On peut décomposer un concert de John Cale en sept
phases dinstinctes :
Première phase : A peine arrivé dans la salle quelque chose cloche.
On note facilement qu’on n’est pas aux Transmusicales de Rennes
vue la raréfaction des têtes d’iroquois teints en bleu au
profit des casques d’argent et autres tignasses grisonnantes. La moyenne
d’âge de l’Elysée Montmartre en prend en effet pour
son grade. L’attente du début du concert se fait donc sans première
partie mais avec la sérénité de celui qui ne craint pas
d’être trop chahuté dans le pogo. Ceci dit on a souvenir
d’une concert de New Order où les trentenaires restaient des gros
bras mais cette fois-ci on peut dire sans jeunisme déplacé qu’on
reste assez rassurré de ce côté.
Deuxième phase : John Cale s’installe sur la scène. Au
delà de sa présence un peu irréelle, dandy comme jamais,
c’est sa voix qui sidère, sa tessiture et son aura donne corps
et incarne les premières chansons sans même besoin de guitare (le
gallois a en effet réussi à casser une corde dès le premier
accord). Celui ci a l’air assez mal à l’aise et apparemment
victime de difficultés techniques, ce qui constraste avec l’assurance
de sa voix qui contrôle le concert tout en le troublant.
Troisième phase : John Cale prend en main son violon et entame les arrangements
malsains et lancinants de "Venus in Furs". Il n’est
pas question de comparer la perversité des intonations de Lou Reed
au stoicisme de Cale, évidemment que la reprise est à des
années lumières de l’original mais on est hypnotisé
par ce mouvement de poignet de Cale qui donne vie à cette bizarrerie
sonore traumatique qui rythme la chanson et qui prend sous nos yeux une réalité
matérielle.
Quatrième phase : Par déclic le masque tombe comme on voit le
spectre du Velvet s’évanouir autour du pantalon en cuir de Cale,
on est en train de se demander si on a bien fait d’être là
: il est vrai qu’on croit peu à ces vieux de la vieille qui continuent
des années après leur pinacle à essayer de rester sur scène
et faire le boulot : Love, Macca, Dylan, New
Order, les Pixies… heu non les Pixies c’est pas pareil
ça ne compte pas... Quoiqu’il en soit les raisons de se passionner
pour John Cale en 2003 parraissent à ce moment là assez douteuses.
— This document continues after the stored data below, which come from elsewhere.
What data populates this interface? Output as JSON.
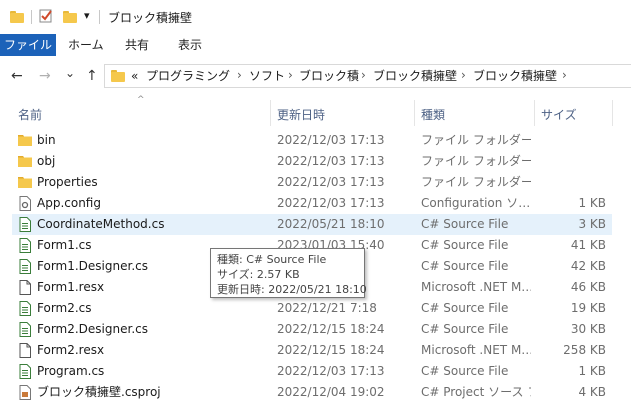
{
  "window": {
    "title": "ブロック積擁壁",
    "qa_dropdown": "▾"
  },
  "ribbon": {
    "tabs": [
      "ファイル",
      "ホーム",
      "共有",
      "表示"
    ]
  },
  "nav": {
    "back": "←",
    "forward": "→",
    "recent": "⌄",
    "up": "↑",
    "overflow": "«",
    "breadcrumbs": [
      "プログラミング",
      "ソフト",
      "ブロック積",
      "ブロック積擁壁",
      "ブロック積擁壁"
    ],
    "separator": "›"
  },
  "columns": {
    "name": "名前",
    "date": "更新日時",
    "type": "種類",
    "size": "サイズ"
  },
  "files": [
    {
      "name": "bin",
      "date": "2022/12/03 17:13",
      "type": "ファイル フォルダー",
      "size": "",
      "icon": "folder-icon"
    },
    {
      "name": "obj",
      "date": "2022/12/03 17:13",
      "type": "ファイル フォルダー",
      "size": "",
      "icon": "folder-icon"
    },
    {
      "name": "Properties",
      "date": "2022/12/03 17:13",
      "type": "ファイル フォルダー",
      "size": "",
      "icon": "folder-icon"
    },
    {
      "name": "App.config",
      "date": "2022/12/03 17:13",
      "type": "Configuration ソ…",
      "size": "1 KB",
      "icon": "config-file-icon"
    },
    {
      "name": "CoordinateMethod.cs",
      "date": "2022/05/21 18:10",
      "type": "C# Source File",
      "size": "3 KB",
      "icon": "cs-file-icon",
      "selected": true
    },
    {
      "name": "Form1.cs",
      "date": "2023/01/03 15:40",
      "type": "C# Source File",
      "size": "41 KB",
      "icon": "cs-file-icon"
    },
    {
      "name": "Form1.Designer.cs",
      "date": "",
      "type": "C# Source File",
      "size": "42 KB",
      "icon": "cs-file-icon"
    },
    {
      "name": "Form1.resx",
      "date": "",
      "type": "Microsoft .NET M…",
      "size": "46 KB",
      "icon": "resx-file-icon"
    },
    {
      "name": "Form2.cs",
      "date": "2022/12/21 7:18",
      "type": "C# Source File",
      "size": "19 KB",
      "icon": "cs-file-icon"
    },
    {
      "name": "Form2.Designer.cs",
      "date": "2022/12/15 18:24",
      "type": "C# Source File",
      "size": "30 KB",
      "icon": "cs-file-icon"
    },
    {
      "name": "Form2.resx",
      "date": "2022/12/15 18:24",
      "type": "Microsoft .NET M…",
      "size": "258 KB",
      "icon": "resx-file-icon"
    },
    {
      "name": "Program.cs",
      "date": "2022/12/03 17:13",
      "type": "C# Source File",
      "size": "1 KB",
      "icon": "cs-file-icon"
    },
    {
      "name": "ブロック積擁壁.csproj",
      "date": "2022/12/04 19:02",
      "type": "C# Project ソース フ…",
      "size": "4 KB",
      "icon": "csproj-file-icon"
    }
  ],
  "tooltip": {
    "type_line": "種類: C# Source File",
    "size_line": "サイズ: 2.57 KB",
    "date_line": "更新日時: 2022/05/21 18:10"
  },
  "colors": {
    "file_tab": "#1c62b9",
    "selection": "#e5f1fb",
    "folder": "#f5c84c",
    "header_text": "#4d6185"
  }
}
La machine tourne un peu à vide et en pilotage automatique, les morceaux
et les arrangements ennuient un peu à vrai dire, on en vient à
se demander si ce n’est pas David Byrne qui est devant nous.
Cinquième phase : Quelque chose est en train de se passer, on essayait
de se persuader de la misère musicale que déjà des fissures
apparaissent, de bizarreries sonores et des emportements de Cale surgissent
: un cri, un étranglement, des structures de chanson foutues de travers
ou sérieusement atypiques! Les penchants avant-gardistes de Cale retrouvent
leurs réflexes (à la base il est arrivé à NY pour
jouer de la musique expérimentale avant de rencontrer Lou), maltraitent
le format en naviguant dans un mélange de genre intriguant, on est surpris
et happé par ses propositions. Par moment même si le chapeau du
Captain Beefheart n’est pas visible, l’esprit qui l’habite
se promène et rompt le train-train que l’on croyait nous emmener
à la fin de ce concert. Cale a encore quelque chose à proposer
et n’est pas ici que pour le cachet, on se remet à y croire et
à sourire.
Sixième phase : On entre alors dans le rythme de croisière du
concert : mêmes les titres un peu classiques trouvent grâce à
nos yeux, on ne s’ennuie pas, on est bien, sans complexe et sans fantôme.
C’est ici que prendrait place une chronique de concert digne de ce nom.
Septième phase : Fin de concert après un énième
rappel avec notamment "Hallelujah" de Cohen qui
nous confirme que cette chanson glace le sang même deux octaves en dessous
de l’interprétation de Jeff. On s’étonnera, de Paris
à Milan, de ne pas avoir entendu le "Pablo Picasso"
de Richman, Cale étant sans doute encore vexé que Lenoir
ait glorifié deux jours plus tôt la version de Bowie.
Mais au final en restant dans des références de ce siècle,
on n'est pas déçu par les compositions de John Cale et ces interprétations
sur scènes valent largement le détour.